Here is a first revision of route-exists?, dubbed route-exists-accu?:

;; route-exists-accu? : node node simple-graph (listof node)  ->  boolean
;; to determine whether there is a route from orig to dest in sg, 
;; assuming the nodes in accu-seen have already been inspected 
;; and failed to deliver a solution 
(define (route-exists-accu? orig dest sg accu-seen)
  (cond
    [(symbol=? orig dest) true]
    [else (route-exists-accu? (neighbor orig sg) dest sg
	                      (cons orig accu-seen))]))

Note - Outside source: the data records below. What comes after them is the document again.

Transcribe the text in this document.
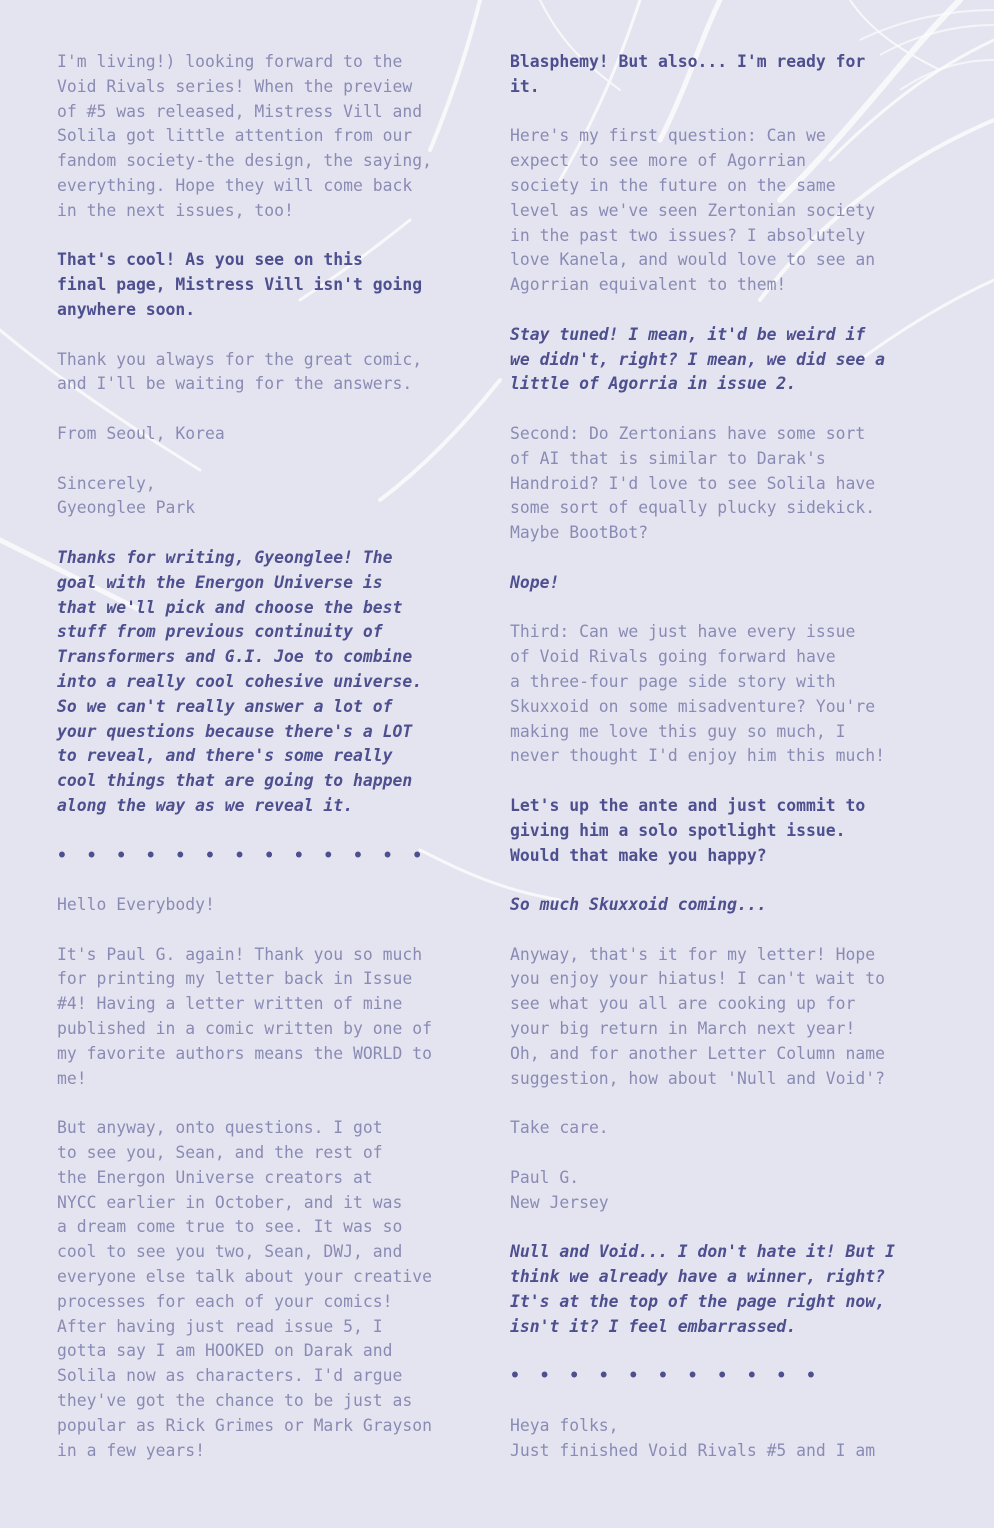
I'm living!) looking forward to the
Void Rivals series! When the preview
of #5 was released, Mistress Vill and
Solila got little attention from our
fandom society-the design, the saying,
everything. Hope they will come back
in the next issues, too!
That's cool! As you see on this
final page, Mistress Vill isn't going
anywhere soon.
Thank you always for the great comic,
and I'll be waiting for the answers.
From Seoul, Korea
Sincerely,
Gyeonglee Park
Thanks for writing, Gyeonglee! The
goal with the Energon Universe is
that we'll pick and choose the best
stuff from previous continuity of
Transformers and G.I. Joe to combine
into a really cool cohesive universe.
So we can't really answer a lot of
your questions because there's a LOT
to reveal, and there's some really
cool things that are going to happen
along the way as we reveal it.
•  •  •  •  •  •  •  •  •  •  •  •  •
Hello Everybody!
It's Paul G. again! Thank you so much
for printing my letter back in Issue
#4! Having a letter written of mine
published in a comic written by one of
my favorite authors means the WORLD to
me!
But anyway, onto questions. I got
to see you, Sean, and the rest of
the Energon Universe creators at
NYCC earlier in October, and it was
a dream come true to see. It was so
cool to see you two, Sean, DWJ, and
everyone else talk about your creative
processes for each of your comics!
After having just read issue 5, I
gotta say I am HOOKED on Darak and
Solila now as characters. I'd argue
they've got the chance to be just as
popular as Rick Grimes or Mark Grayson
in a few years!
Blasphemy! But also... I'm ready for
it.
Here's my first question: Can we
expect to see more of Agorrian
society in the future on the same
level as we've seen Zertonian society
in the past two issues? I absolutely
love Kanela, and would love to see an
Agorrian equivalent to them!
Stay tuned! I mean, it'd be weird if
we didn't, right? I mean, we did see a
little of Agorria in issue 2.
Second: Do Zertonians have some sort
of AI that is similar to Darak's
Handroid? I'd love to see Solila have
some sort of equally plucky sidekick.
Maybe BootBot?
Nope!
Third: Can we just have every issue
of Void Rivals going forward have
a three-four page side story with
Skuxxoid on some misadventure? You're
making me love this guy so much, I
never thought I'd enjoy him this much!
Let's up the ante and just commit to
giving him a solo spotlight issue.
Would that make you happy?
So much Skuxxoid coming...
Anyway, that's it for my letter! Hope
you enjoy your hiatus! I can't wait to
see what you all are cooking up for
your big return in March next year!
Oh, and for another Letter Column name
suggestion, how about 'Null and Void'?
Take care.
Paul G.
New Jersey
Null and Void... I don't hate it! But I
think we already have a winner, right?
It's at the top of the page right now,
isn't it? I feel embarrassed.
•  •  •  •  •  •  •  •  •  •  •
Heya folks,
Just finished Void Rivals #5 and I am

The addition of the new parameter alone does not solve our problem, but, as the following hand-evaluation shows, provides the foundation for one:

  (route-exists-accu? 'C 'D '((A B) (B C) (C E) (D E) (E B) (F F)) empty)
= (route-exists-accu? 'E 'D '((A B) (B C) (C E) (D E) (E B) (F F)) '(C))
= (route-exists-accu? 'B 'D '((A B) (B C) (C E) (D E) (E B) (F F)) '(E C))
= (route-exists-accu? 'C 'D '((A B) (B C) (C E) (D E) (E B) (F F))
                      '(B E C))

In contrast to the original function, the revised function no longer calls itself with the exact same arguments. While the three arguments proper are again the same for the third recursive application, the accumulator argument is different from that of the first application. Instead of empty, it is now '(B E C). The new value represents the fact that during the search of a route from 'C to 'D, the function has inspected 'B, 'E, and 'C as starting points.

All we need to do at this point is exploit the accumulated knowledge in the function definition. Specifically, we determine whether the given orig is already an item on accu-seen. If so, the problem is trivially solvable with false. Figure 87 contains the definition of route-exists2?, which is the revision of route-exists?. The definition refers to contains, our first recursive function (see part II), which determines whether a specific symbol is on a list of symbols.

;; route-exists2? : node node simple-graph  ->  boolean
;; to determine whether there is a route from orig to dest in sg
(define (route-exists2? orig dest sg)
  (local ((define (re-accu? orig dest sg accu-seen)
            (cond
              [(symbol=? orig dest) true]
              [(contains orig accu-seen) false]
              [else (re-accu? (neighbor orig sg) dest sg (cons orig accu-seen))]))) 
    (re-accu? orig dest sg empty)))

Figure 87:  Finding a route in a simple graph (version 2)

The definition of route-exists2? also eliminates the two minor problems with the first revision. By localizing the definition of the accumulating function, we can ensure that the first call to re-accu? always uses empty as the initial value for accu-seen. And, route-exists2? satisfies the exact same contract and purpose statement as route-exists?.

Still, there is a significant difference between route-exists2? and relative-to-absolute2. Whereas the latter was equivalent to the original function, route-exists2? is an improvement over the route-exists? function. After all, it corrects a fundamental flaw in route-exists?, which completely failed to find an answer for some inputs.

Exercise 30.2.1.   Complete the definition in figure 87 and test it with the running example. Use the strategy of section 17.8 to formulate the tests as boolean-valued expressions.

Check with a hand-evaluation that this function computes the proper result for 'A, 'C, and SimpleG.    Solution

Exercise 30.2.2.   Edit the function in figure 87 so that the locally defined function consumes only those arguments that change during an evaluation.    Solution

Exercise 30.2.3.   Develop a vector-based representation of simple graphs. Adapt the function in figure 87 so that it works on a vector-based representation of simple graphs.    Solution

Exercise 30.2.4.   Modify the definitions of find-route and find-route/list in figure 77 so that they produce false, even if they encounter the same starting point twice.    Solution


64 The most convenient way to construct this list is to evaluate (build-list (add1 N) identity).

65 The time of evaluation will differ from computer to computer. These measurements were conducted on a Pentium 166Mhz running Linux. Measuring timings is also difficult. At a minimum, each evaluation should be repeated several times, and the time reported should be the average of those measurements.